The Mourning Parade by Dawn Reno Langley

The Mourning Parade by Dawn Reno Langley

Author:Dawn Reno Langley
Language: eng
Format: epub
Tags: Elephant, veterinarian, Asiatic elephant, Conservation, Thailand, Human-animal relationships, Mothers and sons, Children--Death, Bereavement, Love stories, Literary
Publisher: Amberjack Publishing
Published: 2017-07-18T04:00:00+00:00


Twenty-Three

It is a fine seasoning for joy

to think of those we love.

-Moliere

Natalie tried her best to ignore Christmas. Four months, she’d been here. A year and a half since the boys died. Her second Christmas alone.

She spent the whole day with Sophie, working on commands, moving her in and out of protected contact, practicing lifting her feet, making sure Sophie felt comfortable with Natalie’s hands in her mouth, taking multiple trips to the mud baths and the river. Anything to stay busy. Anything to push away the clouds of doubt and the streams of memories. Anything to quell the homesickness.

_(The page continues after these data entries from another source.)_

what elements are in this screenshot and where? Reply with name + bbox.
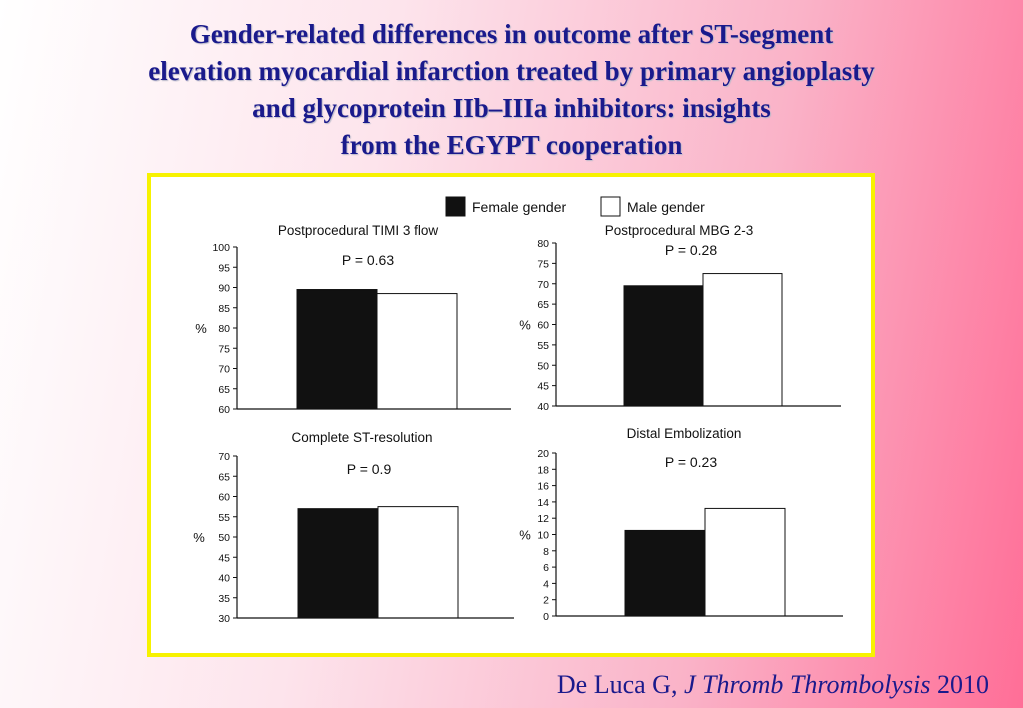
y-tick-label: 55 bbox=[537, 340, 549, 352]
legend: Female gender Male gender bbox=[445, 196, 705, 217]
y-tick-label: 4 bbox=[543, 578, 549, 590]
legend-swatch-female bbox=[445, 196, 466, 217]
y-tick-label: 65 bbox=[218, 384, 230, 396]
y-tick-label: 95 bbox=[218, 262, 230, 274]
chart-3: Complete ST-resolution P = 0.9% 70 65 60 55 50… bbox=[193, 430, 514, 625]
y-tick-label: 70 bbox=[218, 451, 230, 463]
chart-2: Postprocedural MBG 2-3 P = 0.28% 80 75 70 65 6… bbox=[519, 223, 841, 413]
y-tick-label: 35 bbox=[218, 593, 230, 605]
bar-male bbox=[377, 506, 459, 619]
y-tick-label: 0 bbox=[543, 611, 549, 623]
chart-title: Complete ST-resolution bbox=[291, 430, 432, 445]
y-tick-label: 10 bbox=[537, 530, 549, 542]
figure-panel: Female gender Male gender Postprocedural… bbox=[147, 173, 875, 657]
y-tick-label: 70 bbox=[537, 279, 549, 291]
y-tick-label: 60 bbox=[537, 320, 549, 332]
title-line-3: and glycoprotein IIb–IIIa inhibitors: in… bbox=[252, 93, 771, 123]
y-tick-label: 45 bbox=[537, 381, 549, 393]
y-tick-label: 75 bbox=[537, 258, 549, 270]
y-tick-label: 8 bbox=[543, 546, 549, 558]
y-tick-label: 40 bbox=[537, 401, 549, 413]
citation: De Luca G, J Thromb Thrombolysis 2010 bbox=[557, 670, 989, 700]
y-tick-label: 80 bbox=[218, 323, 230, 335]
title-line-4: from the EGYPT cooperation bbox=[340, 130, 683, 160]
bar-charts: Female gender Male gender Postprocedural… bbox=[193, 196, 843, 625]
bar-female bbox=[296, 289, 378, 410]
chart-1: Postprocedural TIMI 3 flow P = 0.63% 100 95… bbox=[195, 223, 511, 416]
y-tick-label: 2 bbox=[543, 595, 549, 607]
legend-label-male: Male gender bbox=[627, 199, 705, 215]
y-tick-label: 100 bbox=[212, 242, 230, 254]
bar-female bbox=[297, 508, 379, 619]
y-tick-label: 80 bbox=[537, 238, 549, 250]
y-tick-label: 20 bbox=[537, 448, 549, 460]
y-tick-label: 40 bbox=[218, 573, 230, 585]
y-tick-label: 60 bbox=[218, 492, 230, 504]
y-tick-label: 60 bbox=[218, 404, 230, 416]
y-axis-label: % bbox=[193, 530, 205, 545]
y-tick-label: 30 bbox=[218, 613, 230, 625]
p-value-label: P = 0.23 bbox=[665, 454, 718, 470]
citation-journal: J Thromb Thrombolysis bbox=[683, 670, 931, 699]
y-tick-label: 18 bbox=[537, 464, 549, 476]
y-axis-label: % bbox=[519, 318, 531, 333]
y-tick-label: 65 bbox=[537, 299, 549, 311]
p-value-label: P = 0.63 bbox=[342, 252, 395, 268]
p-value-label: P = 0.9 bbox=[347, 461, 392, 477]
y-tick-label: 16 bbox=[537, 481, 549, 493]
y-axis-label: % bbox=[195, 321, 207, 336]
y-tick-label: 75 bbox=[218, 343, 230, 355]
y-tick-label: 90 bbox=[218, 283, 230, 295]
bar-female bbox=[623, 285, 704, 407]
bar-male bbox=[702, 273, 783, 407]
p-value-label: P = 0.28 bbox=[665, 242, 718, 258]
y-tick-label: 85 bbox=[218, 303, 230, 315]
y-axis-label: % bbox=[519, 528, 531, 543]
bar-male bbox=[376, 293, 458, 410]
legend-swatch-male bbox=[600, 196, 621, 217]
slide-title: Gender-related differences in outcome af… bbox=[0, 16, 1023, 164]
citation-year: 2010 bbox=[937, 670, 989, 699]
y-tick-label: 50 bbox=[218, 532, 230, 544]
y-tick-label: 65 bbox=[218, 471, 230, 483]
y-tick-label: 55 bbox=[218, 512, 230, 524]
y-tick-label: 70 bbox=[218, 364, 230, 376]
chart-title: Distal Embolization bbox=[627, 426, 742, 441]
chart-title: Postprocedural MBG 2-3 bbox=[605, 223, 754, 238]
title-line-1: Gender-related differences in outcome af… bbox=[189, 19, 834, 49]
y-tick-label: 45 bbox=[218, 552, 230, 564]
legend-label-female: Female gender bbox=[472, 199, 567, 215]
citation-author: De Luca G, bbox=[556, 670, 678, 699]
y-tick-label: 14 bbox=[537, 497, 549, 509]
y-tick-label: 50 bbox=[537, 360, 549, 372]
bar-male bbox=[704, 507, 786, 617]
y-tick-label: 12 bbox=[537, 513, 549, 525]
bar-female bbox=[624, 529, 706, 617]
title-line-2: elevation myocardial infarction treated … bbox=[148, 56, 875, 86]
y-tick-label: 6 bbox=[543, 562, 549, 574]
chart-title: Postprocedural TIMI 3 flow bbox=[278, 223, 439, 238]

Cicadas buzzed as the sanctuary’s dogs chased each other in a game of rough-and-tumble tag on the platform. Most of the volunteers had returned home for the Christmas holidays, leaving for the month of December to return in January, if they were to return at all. A skeleton crew remained so that the administrative duties would be accomplished. All of the Thai staff were still in place since the majority of them were born in the area and Buddhist. Of the non-Thai staff, only Karina, Hatcher, and Natalie stayed to celebrate the Christian holiday. Andrew, still in Africa, probably wouldn’t return until February. Andrew’s absence provided a stay of execution for Sophie and gave Natalie more time to work with her.

But it still wasn’t enough.

Whenever there was a thirty- or ten- or even a two-second lapse in activity, memories cropped up in Natalie’s mind: Danny’s first Christmas when he stared at the lights, fascinated by their brilliance. That simple act thrilled all the adults around him. He had been the center of attention since birth, a happy baby who giggled constantly. Even two-year-old Stephen got a kick out of the baby’s wide-eyed staring at anything that twinkled or sparkled.

By his third birthday, Stephen understood Christmas and Santa Claus, and he begged her to take him to see the “toeman” (his way of saying “snowman”) in the yard around the corner, and he never understood when she tried to explain that the eight-foot-tall blowup snowman lit up only when it was dark outside. Each night when she picked him up from daycare, they came home via another route so they could see different decorations, but he wanted—and expected—to see that “toeman,” so she finally gave up on everything else. And he smiled and laughed every time they did see that “toeman.” He told Santa Claus that Christmas that he wanted the “biggest blue bike,” and when Natalie asked him why, Stephen answered in his best three-year-old serious voice, “Because blue bikes are the fastest, Momma.”

“He would’ve loved you, Sophie. Both of them would have,” she whispered into the elephant’s ear as they walked back from the river.

In the distance, she heard laughter coming from the administration building and realized with a start that it was dinnertime. She imagined Hatcher and Karina at the table with a bottle of wine and the Christmas chicken they’d talked Hom, Mali’s friend and one of the cooks, into butchering for their holiday dinner.